Furosemide is rapidly absorbed orally but bioavailability is about 60%. In severe CHF oral bioavailability may be markedly reduced. Lipidsolubility is low, and it is highly bound to plasma proteins. It is partly conjugated with glucuronic acid and mainly excreted unchanged by glomerular filtration as well as tubular secretion. Some excretion in bile and directly in intestine also occurs. Plasma t½ averages 1–2 hour but is prolonged in patients with pulmonary edema, renal and hepatic insufficiency.


Dose Usually 20–80 mg once daily in the morning. In renal insufficiency, upto 200 mg 6 hourly has been given by i.m./i.v. route. In pulmonary edema 40–80 mg may be given i.v.


LASIX 40 mg tab., 20 mg/2 ml inj. LASIX HIGH DOSE 500 mg tab, 250 mg/25 ml inj; (solution degrades spontaneously on exposure to light), SALINEX 40 mg tab, FRUSENEX 40, 100 mg tab.




It is similar to furosemide in all respects, but is 40 times more potent. It induces very rapid diuresis and is highly effective in pulmonary edema. However, the site of action, ceiling effect, renal haemodynamic changes and duration of action are similar to furosemide. A secondary action in PT has also been demonstrated. It may act in some cases not responding to furosemide. Hyperuricaemia, K+ loss, glucose intolerance and ototoxicity are claimed to be less than with furosemide. However, it may rarely cause myopathy.

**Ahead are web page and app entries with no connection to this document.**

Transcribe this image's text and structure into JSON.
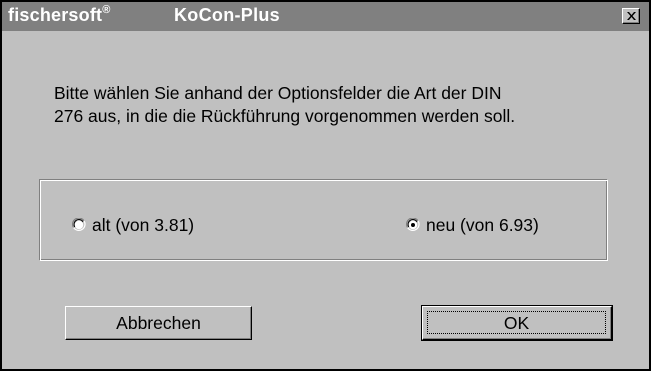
{
  "window": {
    "brand": "fischersoft",
    "brand_mark": "®",
    "title": "KoCon-Plus",
    "close_icon": "close-x-icon"
  },
  "message": {
    "line1": "Bitte wählen Sie anhand der Optionsfelder die Art der DIN",
    "line2": "276 aus, in die die Rückführung vorgenommen werden soll."
  },
  "options": {
    "alt": {
      "label": "alt (von 3.81)",
      "selected": false
    },
    "neu": {
      "label": "neu (von 6.93)",
      "selected": true
    }
  },
  "buttons": {
    "cancel": "Abbrechen",
    "ok": "OK"
  },
  "colors": {
    "titlebar": "#808080",
    "face": "#c0c0c0",
    "text": "#000000"
  }
}
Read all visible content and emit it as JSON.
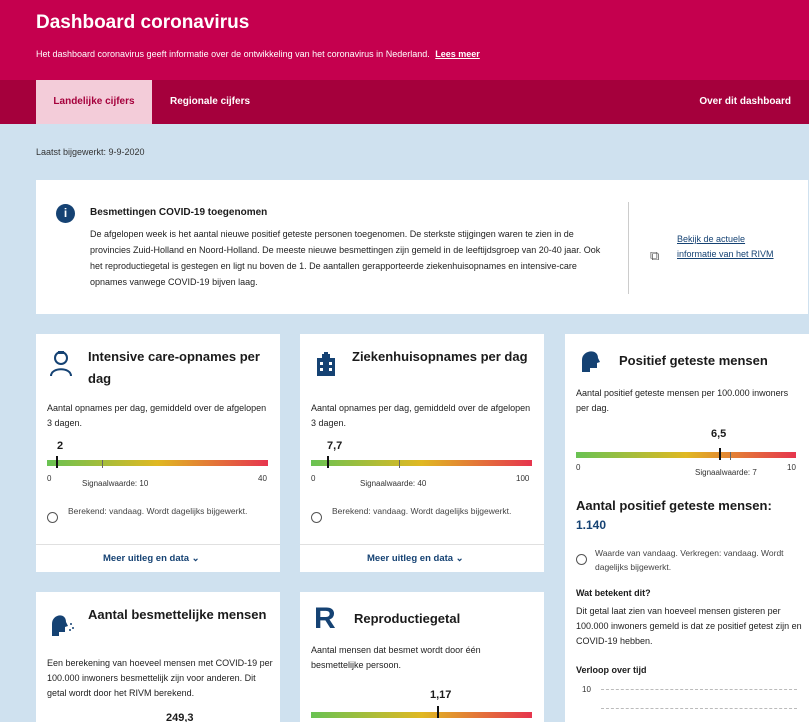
{
  "header": {
    "title": "Dashboard coronavirus",
    "subtitle": "Het dashboard coronavirus geeft informatie over de ontwikkeling van het coronavirus in Nederland.",
    "link": "Lees meer",
    "color": "#c5004e"
  },
  "nav": {
    "tabs": [
      "Landelijke cijfers",
      "Regionale cijfers"
    ],
    "right": "Over dit dashboard"
  },
  "updated": "Laatst bijgewerkt: 9-9-2020",
  "alert": {
    "title": "Besmettingen COVID-19 toegenomen",
    "body": "De afgelopen week is het aantal nieuwe positief geteste personen toegenomen. De sterkste stijgingen waren te zien in de provincies Zuid-Holland en Noord-Holland. De meeste nieuwe besmettingen zijn gemeld in de leeftijdsgroep van 20-40 jaar. Ook het reproductiegetal is gestegen en ligt nu boven de 1. De aantallen gerapporteerde ziekenhuisopnames en intensive-care opnames vanwege COVID-19 bijven laag.",
    "link": "Bekijk de actuele informatie van het RIVM",
    "icon": "info-icon"
  },
  "ic": {
    "title": "Intensive care-opnames per dag",
    "desc": "Aantal opnames per dag, gemiddeld over de afgelopen 3 dagen.",
    "value": "2",
    "value_num": 2,
    "scale_min": "0",
    "scale_max": "40",
    "max_num": 40,
    "signal": "Signaalwaarde: 10",
    "signal_num": 10,
    "meta": "Berekend: vandaag. Wordt dagelijks bijgewerkt.",
    "more": "Meer uitleg en data ⌄",
    "icon": "nurse-icon"
  },
  "hosp": {
    "title": "Ziekenhuisopnames per dag",
    "desc": "Aantal opnames per dag, gemiddeld over de afgelopen 3 dagen.",
    "value": "7,7",
    "value_num": 7.7,
    "scale_min": "0",
    "scale_max": "100",
    "max_num": 100,
    "signal": "Signaalwaarde: 40",
    "signal_num": 40,
    "meta": "Berekend: vandaag. Wordt dagelijks bijgewerkt.",
    "more": "Meer uitleg en data ⌄",
    "icon": "hospital-icon"
  },
  "pos": {
    "title": "Positief geteste mensen",
    "desc": "Aantal positief geteste mensen per 100.000 inwoners per dag.",
    "value": "6,5",
    "value_num": 6.5,
    "scale_min": "0",
    "scale_max": "10",
    "max_num": 10,
    "signal": "Signaalwaarde: 7",
    "signal_num": 7,
    "count_title": "Aantal positief geteste mensen:",
    "count": "1.140",
    "meta": "Waarde van vandaag. Verkregen: vandaag. Wordt dagelijks bijgewerkt.",
    "what_title": "Wat betekent dit?",
    "what_body": "Dit getal laat zien van hoeveel mensen gisteren per 100.000 inwoners gemeld is dat ze positief getest zijn en COVID-19 hebben.",
    "trend_title": "Verloop over tijd",
    "trend_tick": "10",
    "icon": "head-icon"
  },
  "inf": {
    "title": "Aantal besmettelijke mensen",
    "desc": "Een berekening van hoeveel mensen met COVID-19 per 100.000 inwoners besmettelijk zijn voor anderen. Dit getal wordt door het RIVM berekend.",
    "value": "249,3",
    "icon": "sneeze-icon"
  },
  "rep": {
    "title": "Reproductiegetal",
    "desc": "Aantal mensen dat besmet wordt door één besmettelijke persoon.",
    "value": "1,17",
    "letter": "R"
  }
}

Bumetanide is more lipidsoluble, 80–100% bioavailable orally, extensively bound to plasma proteins, partly metabolized and partly excreted unchanged in urine. Its accumulation in tubular fluid is less dependent on active secretion. Plasma t½ ~60 min, gets prolonged in renal and hepatic insufficiency.


Dose: 1–5 mg oral OD in the morning, 2–4 mg i.m./i.v., (max. 15 mg/day in renal failure).


BUMET, 1 mg tab., 0.25 mg/ml inj.


Torasemide (Torsemide)


Another high ceiling diuretic with properties similar to furosemide, but 3 times more potent. Oral absorption is more rapid and more complete. The elimination t½ (3.5 hours) and duration of action (4–8 hours) are longer. Torasemide has been used in edema and in hypertension.

Dose: 2.5–5 mg OD in hypertension; 5–20 mg/day in edema; upto 100 mg BD in renal failure.


DIURETOR 10, 20 mg tabs, DYTOR 10, 20, 100 mg tabs.


Use Of High Ceiling Diuretics


a)  Edema Diuretics are used irrespective of etiology of edema—cardiac, hepatic or renal. The high ceiling diuretics are preferred in CHF for rapid mobilization of edema fluid (see Ch. No. 37). Thiazides may be used for maintenance, but often prove ineffective and high ceiling drugs are called in. For nephrotic and other forms of resistant edema, the high ceiling diuretics are the drugs of choice. In chronic renal failure massive doses have to be used, but they continue to be effective while thiazides just do not produce any action. In impending acute renal failure, loop diuretics may decrease the need for dialysis.


b)  Acute Pulmonary Edema (Acute LVF, Following MI): Intravenous administration of furosemide or its congeners produces prompt relief. This is due to vasodilator action that precedes the saluretic action. Subsequently, decrease in blood volume and venous return is responsible for the improvement.


c)   Cerebral Edema: Though osmotic diuretics are primarily used, furosemide may be combined to improve efficacy.


d)  HypertensionHigh ceiling diuretics are indicated only in presence of renal insufficiency, CHF, in resistant cases or hypertensive emergencies; otherwise thiazides are preferred.


e)   Along with blood transfusion in severe anaemia, to prevent vascular overload.


f)     Hypercalcaemia and renal calcium stones: because furosemide and its congeners increase calcium excretion and urine flow, they may help to reduce serum calcium level. Excess salt that is lost must be replaced.


Forced diuresis with saline and furosemide infusion is no longer recommended to treat poisonings.